Repeal of death penalty discussed

The Judiciary Committee heard a bill March 7 that would repeal Nebraska’s death penalty.

Sen. Ernie Chambers
Sen. Ernie Chambers

Introduced by Omaha Sen. Ernie Chambers, LB44 would replace death penalty provisions with a sentence of life without the possibility of parole. The bill would apply retroactively to inmates currently serving capital punishment sentences.

The bill would not prevent a sentencing court from ordering restitution, or alter the authority of the state Department of Correctional Services to determine appropriate measures for incarceration of an offender.

Chambers said that there was so much publicity in the months leading up to the Aug. 1, 2018, execution of Carey Dean Moore that no one in Nebraska could have been unaware of the state’s death penalty, yet the crime rate held steady.

“No indication in any state has shown that murders went down as a result of the death penalty being imposed,” Chambers said. “With people having that knowledge—that an execution had been carried out—there still have been murders unabated.”

Amy Miller, legal director of the ACLU of Nebraska, spoke in support of the bill. The Eighth Amendment prohibits cruel and unusual punishment, she said, and there is nothing more cruel and unusual than for the state to use its power to kill one of its own citizens.

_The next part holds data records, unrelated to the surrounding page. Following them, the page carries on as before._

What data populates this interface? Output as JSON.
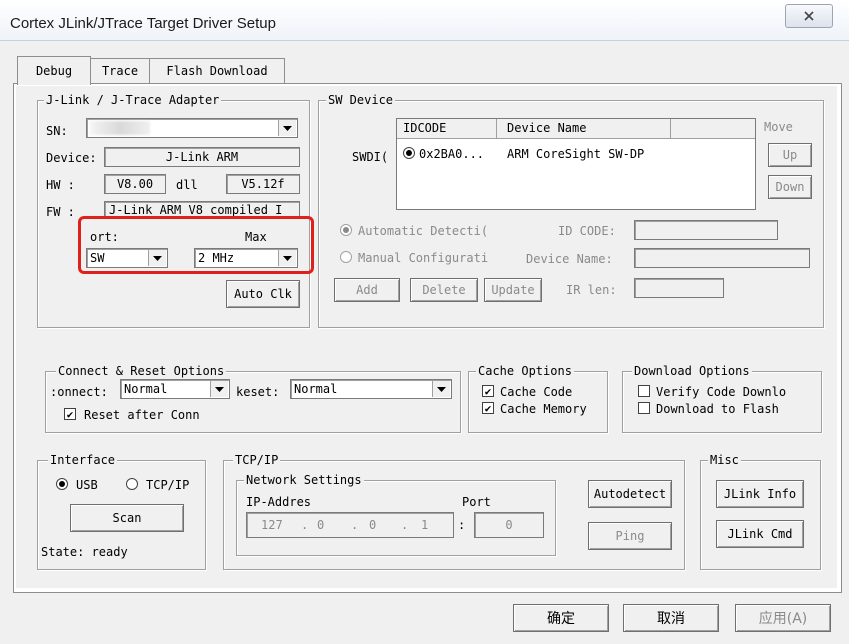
{
  "window": {
    "title": "Cortex JLink/JTrace Target Driver Setup"
  },
  "tabs": [
    "Debug",
    "Trace",
    "Flash Download"
  ],
  "adapter": {
    "group_label": "J-Link / J-Trace Adapter",
    "sn_label": "SN:",
    "device_label": "Device:",
    "device_value": "J-Link ARM",
    "hw_label": "HW :",
    "hw_value": "V8.00",
    "dll_label": "dll",
    "dll_value": "V5.12f",
    "fw_label": "FW :",
    "fw_value": "J-Link ARM V8 compiled I",
    "port_label": "ort:",
    "port_value": "SW",
    "max_label": "Max",
    "max_value": "2 MHz",
    "auto_clk": "Auto Clk",
    "highlight_color": "#e0211b"
  },
  "sw_device": {
    "group_label": "SW Device",
    "swdi_label": "SWDI(",
    "columns": [
      "IDCODE",
      "Device Name"
    ],
    "rows": [
      {
        "idcode": "0x2BA0...",
        "name": "ARM CoreSight SW-DP"
      }
    ],
    "move_label": "Move",
    "up": "Up",
    "down": "Down",
    "auto_detect": "Automatic Detecti(",
    "manual_config": "Manual Configurati",
    "id_code_label": "ID CODE:",
    "device_name_label": "Device Name:",
    "add": "Add",
    "delete": "Delete",
    "update": "Update",
    "ir_len_label": "IR len:"
  },
  "connect_reset": {
    "group_label": "Connect & Reset Options",
    "connect_label": ":onnect:",
    "connect_value": "Normal",
    "reset_label": "keset:",
    "reset_value": "Normal",
    "reset_after_conn": "Reset after Conn"
  },
  "cache": {
    "group_label": "Cache Options",
    "cache_code": "Cache Code",
    "cache_memory": "Cache Memory"
  },
  "download": {
    "group_label": "Download Options",
    "verify": "Verify Code Downlo",
    "download_flash": "Download to Flash"
  },
  "interface": {
    "group_label": "Interface",
    "usb": "USB",
    "tcpip": "TCP/IP",
    "scan": "Scan",
    "state": "State: ready"
  },
  "tcpip": {
    "group_label": "TCP/IP",
    "network_label": "Network Settings",
    "ip_label": "IP-Addres",
    "port_label": "Port",
    "ip": [
      "127",
      "0",
      "0",
      "1"
    ],
    "port_value": "0",
    "autodetect": "Autodetect",
    "ping": "Ping"
  },
  "misc": {
    "group_label": "Misc",
    "jlink_info": "JLink Info",
    "jlink_cmd": "JLink Cmd"
  },
  "footer": {
    "ok": "确定",
    "cancel": "取消",
    "apply": "应用(A)"
  }
}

“Between the cases brought by the individual death row inmates, cases brought by the ACLU and future challenges that may be brought, it’s clear that the death penalty is broken,” Miller said. “The Nebraska Legislature demonstrated amazing leadership … in repealing the death penalty in 2015. We urge you to demonstrate that same leadership [again].”

Matt Maly, an anti-death penalty advocate, also testified in support of LB44. The state completely abandoned its commitment to open and transparent government in Nebraska, he said, all to carry out one secret execution, which failed at all of its objectives.

“It didn’t make our communities any safer, it didn’t improve the work environment of our correctional officers and there isn’t any evidence it provided any closure to the victims’ families who said publicly before the execution that they didn’t care what happened to the guy and that they just wanted his name out of the headlines,” Maly said.

Opposing the bill was Dave Lopez, speaking on behalf of the state attorney general’s office. The Legislature should defer to the clearly stated will of the people on this issue, he said, which was the 2016 reinstatement of the death penalty through a ballot initiative.

“[Voters] were educated, informed, engaged and aware of the history of capital punishment in Nebraska and of the nature of the vicious crimes that the men on death row had committed in their communities,” Lopez said. “After listening to that debate, a commanding majority of voters in this state … chose to keep the death penalty, notwithstanding this legislature’s earlier vote to the contrary.”

The committee took no immediate action on the bill.